Love Knows No Cultural Bounds

Saturday I took a trip - not very far from home. As a matter of fact, this trip took me 10 minutes from my apartment to a community that I have begun spending quite a bit of time in. Eight months ago I was introduced to a family that I have come to know and love quite dearly. A family of 6 (Mom, Grandma - "Maria", Mark-21, Ruth-21, Twiz-16, and Zacharia-13). They are a family that has come to know "love" intimately and have lived because of it.

For the past 13 years (all of Zacharia's life) this family has lived in a Refugee camp in Uganda. Before that, they lived in a village as farmers in the Congo. I can't even really share much of what their journey was like prior to coming to the U.S. only 1 year ago because it's a time in their lives they do not and will not speak of. What I do know is that the love they have for one another is what has brought them safely together to survive in American culture.

Over the past year it has been quite a journey - teaching this family that food MUST be refrigerated, tutoring in English so they can find employment, teaching study habits, taking them to doctor's appointments, teaching sanitation and household upkeep, manners, and all else that is encompassed in this very foreign and unique American culture. There have been times of disappointment, frustration, confusion, loneliness, isolation, devastation...but more importantly it has been a time saturated in love.

I am humbled and blessed to be a part of their journey every day I get to spend with them as I sit watching the vulnerable oblivion dance across Maria's eyes when we are sitting in the doctors office and she has no idea what is going on, when Mark downloads English study lessons off of the Internet not because he has to but because he so desperately wants to know how to be understood, and as I see this family living off of pennies going out to purchase a cable dish because they desire nothing more than to remove the isolation and match the homes of their neighbors.

Why are they here? There are here because of hatred that took place and drove them from their native land. They are here because they love one another and would not allow the US government to separate them. They are here because of an amazing woman who stepped up and said "I will teach them!" They are here because there is no where else in the WORLD that wants them. There are here - and yet we don't even know they exist.

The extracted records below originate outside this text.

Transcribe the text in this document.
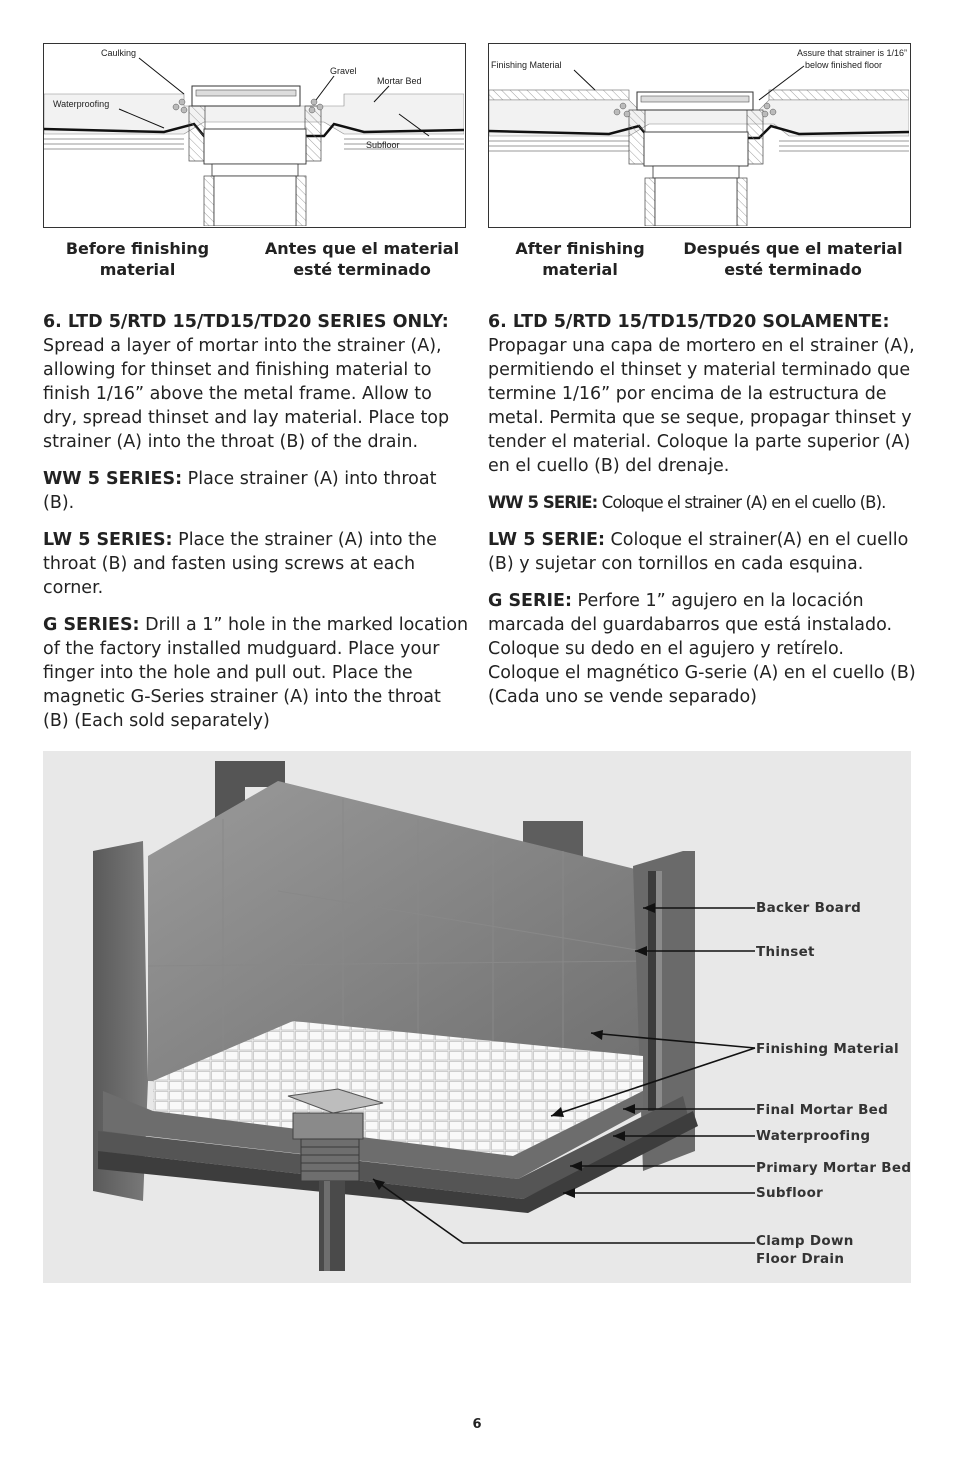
Caulking
Gravel
Mortar Bed
Waterproofing
Subfloor
Finishing Material
Assure that strainer is 1/16”
below finished floor
Before finishing material
Antes que el material esté terminado
After finishing material
Después que el material esté terminado

6. LTD 5/RTD 15/TD15/TD20 SERIES ONLY:
Spread a layer of mortar into the strainer (A), allowing for thinset and finishing material to finish 1/16” above the metal frame. Allow to dry, spread thinset and lay material. Place top strainer (A) into the throat (B) of the drain.

WW 5 SERIES: Place strainer (A) into throat (B).

LW 5 SERIES: Place the strainer (A) into the throat (B) and fasten using screws at each corner.

G SERIES: Drill a 1” hole in the marked location of the factory installed mudguard. Place your finger into the hole and pull out. Place the magnetic G-Series strainer (A) into the throat (B) (Each sold separately)

6. LTD 5/RTD 15/TD15/TD20 SOLAMENTE:
Propagar una capa de mortero en el strainer (A), permitiendo el thinset y material terminado que termine 1/16” por encima de la estructura de metal. Permita que se seque, propagar thinset y tender el material. Coloque la parte superior (A) en el cuello (B) del drenaje.

WW 5 SERIE: Coloque el strainer (A) en el cuello (B).

LW 5 SERIE: Coloque el strainer(A) en el cuello (B) y sujetar con tornillos en cada esquina.

G SERIE: Perfore 1” agujero en la locación marcada del guardabarros que está instalado. Coloque su dedo en el agujero y retírelo. Coloque el magnético G-serie (A) en el cuello (B) (Cada uno se vende separado)

Backer Board
Thinset
Finishing Material
Final Mortar Bed
Waterproofing
Primary Mortar Bed
Subfloor
Clamp Down
Floor Drain
6
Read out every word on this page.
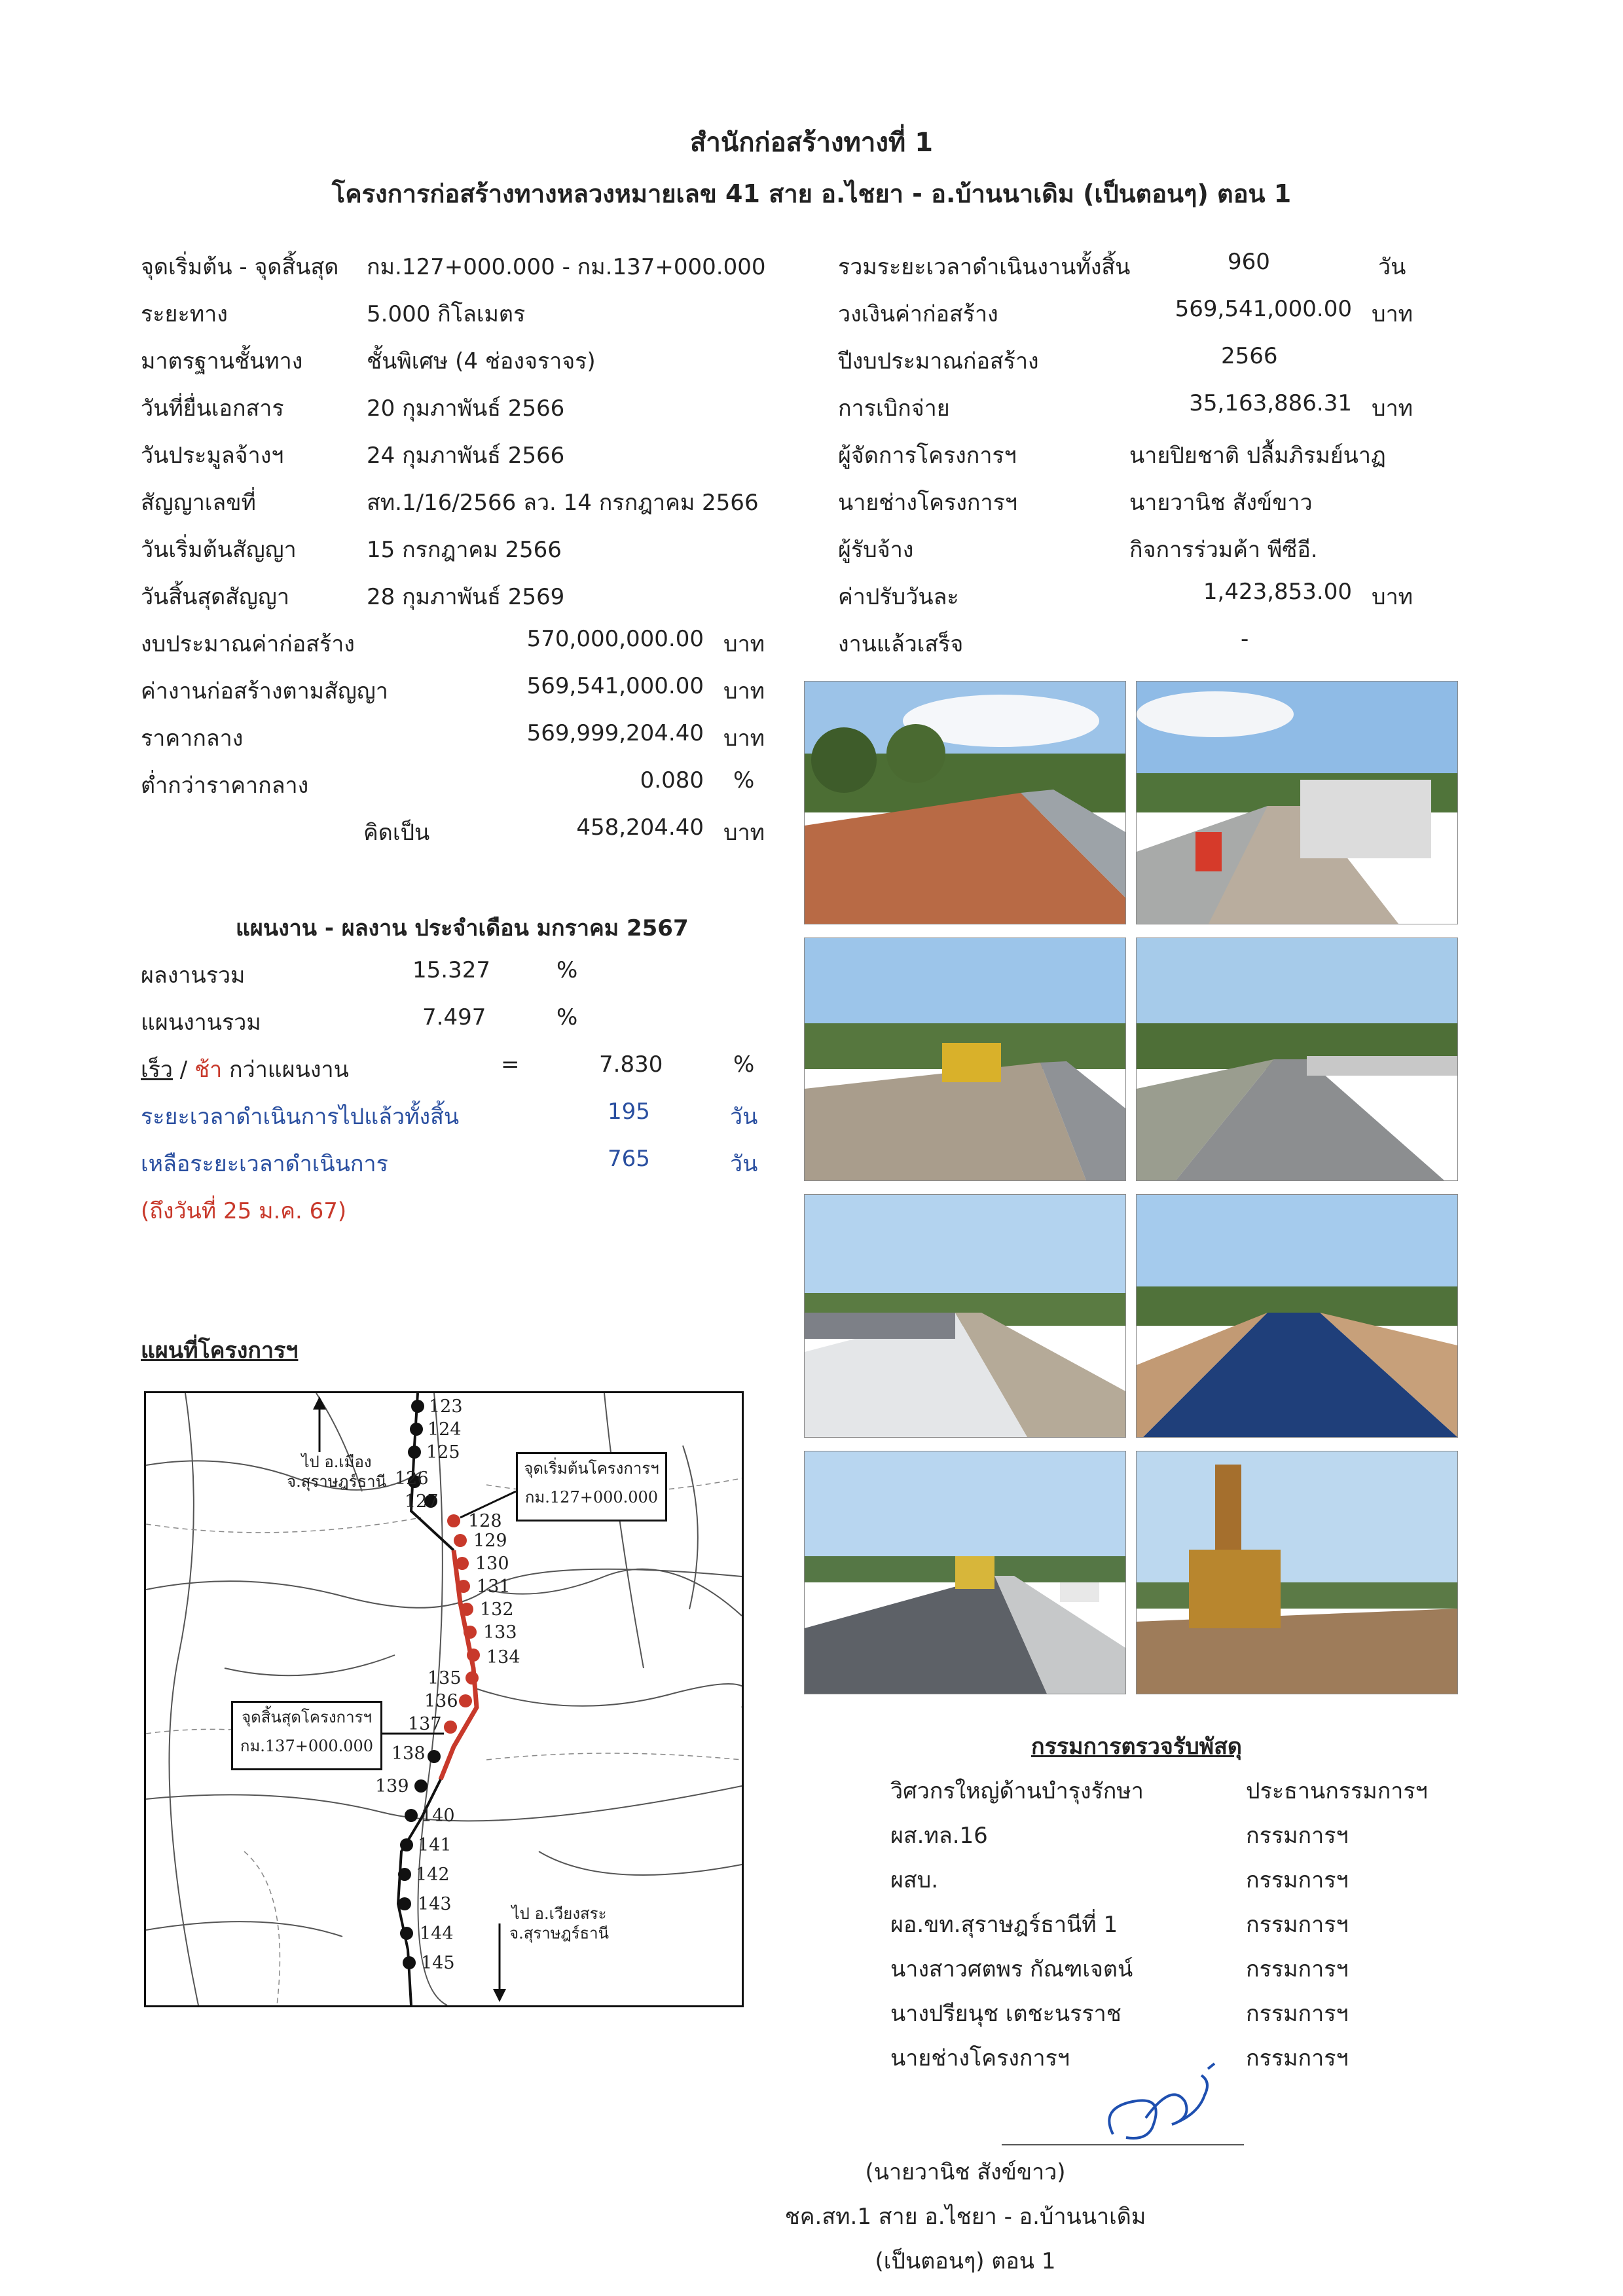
สำนักก่อสร้างทางที่ 1
โครงการก่อสร้างทางหลวงหมายเลข 41 สาย อ.ไชยา - อ.บ้านนาเดิม (เป็นตอนๆ) ตอน 1
จุดเริ่มต้น - จุดสิ้นสุด กม.127+000.000 - กม.137+000.000
ระยะทาง	5.000 กิโลเมตร
มาตรฐานชั้นทาง	ชั้นพิเศษ (4 ช่องจราจร)
วันที่ยื่นเอกสาร	20 กุมภาพันธ์ 2566
วันประมูลจ้างฯ	24 กุมภาพันธ์ 2566
สัญญาเลขที่	สท.1/16/2566 ลว. 14 กรกฎาคม 2566
วันเริ่มต้นสัญญา	15 กรกฎาคม 2566
วันสิ้นสุดสัญญา	28 กุมภาพันธ์ 2569
งบประมาณค่าก่อสร้าง	570,000,000.00 บาท
ค่างานก่อสร้างตามสัญญา	569,541,000.00 บาท
ราคากลาง	569,999,204.40 บาท
ต่ำกว่าราคากลาง	0.080 %
คิดเป็น	458,204.40 บาท
รวมระยะเวลาดำเนินงานทั้งสิ้น	960	วัน
วงเงินค่าก่อสร้าง	569,541,000.00 บาท
ปีงบประมาณก่อสร้าง	2566
การเบิกจ่าย	35,163,886.31 บาท
ผู้จัดการโครงการฯ	นายปิยชาติ ปลื้มภิรมย์นาฏ
นายช่างโครงการฯ	นายวานิช สังข์ขาว
ผู้รับจ้าง	กิจการร่วมค้า พีซีอี.
ค่าปรับวันละ	1,423,853.00 บาท
งานแล้วเสร็จ	-
แผนงาน - ผลงาน ประจำเดือน มกราคม 2567
ผลงานรวม	15.327	%
แผนงานรวม	7.497	%
เร็ว / ช้า กว่าแผนงาน	=	7.830	%
ระยะเวลาดำเนินการไปแล้วทั้งสิ้น	195	วัน
เหลือระยะเวลาดำเนินการ	765	วัน
(ถึงวันที่ 25 ม.ค. 67)
แผนที่โครงการฯ
123
124
125
126
127
128
129
130
131
132
133
134
135
136
137
138
139
140
141
142
143
144
145
ไป อ.เมือง
จ.สุราษฎร์ธานี
ไป อ.เวียงสระ
จ.สุราษฎร์ธานี
จุดเริ่มต้นโครงการฯ
กม.127+000.000
จุดสิ้นสุดโครงการฯ
กม.137+000.000	กรรมการตรวจรับพัสดุ
วิศวกรใหญ่ด้านบำรุงรักษา	ประธานกรรมการฯ
ผส.ทล.16	กรรมการฯ
ผสบ.	กรรมการฯ
ผอ.ขท.สุราษฎร์ธานีที่ 1	กรรมการฯ
นางสาวศตพร กัณฑเจตน์	กรรมการฯ
นางปรียนุช เตชะนรราช	กรรมการฯ
นายช่างโครงการฯ	กรรมการฯ
(นายวานิช สังข์ขาว)
ชค.สท.1 สาย อ.ไชยา - อ.บ้านนาเดิม
(เป็นตอนๆ) ตอน 1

As I went to visit on Saturday I was greeted by Maria (75 yrs old) at the door with a "Hello!" - the only word she knows in English. The others came and hugged me before I even made my way to the living room with smiles from ear to ear. After sitting down and talking about school, work, and life - I asked Mark a few questions about what he thought about "love". We had a great conversation and I wish I would have gotten it all on camera - yet they have a tendency to get a bit shy on film (Fearful their English is not spoken correctly).

I read the inside sleeve of a book that said "I don't want to know what you do for a living - I want to know what you ache for". Have we loved deeply enough to really KNOW the desires of others. Have we put sincere actions to our love or are we simply delivering the lip service that Mark spoke of? Love is much more full than the empty words we have made it out to be.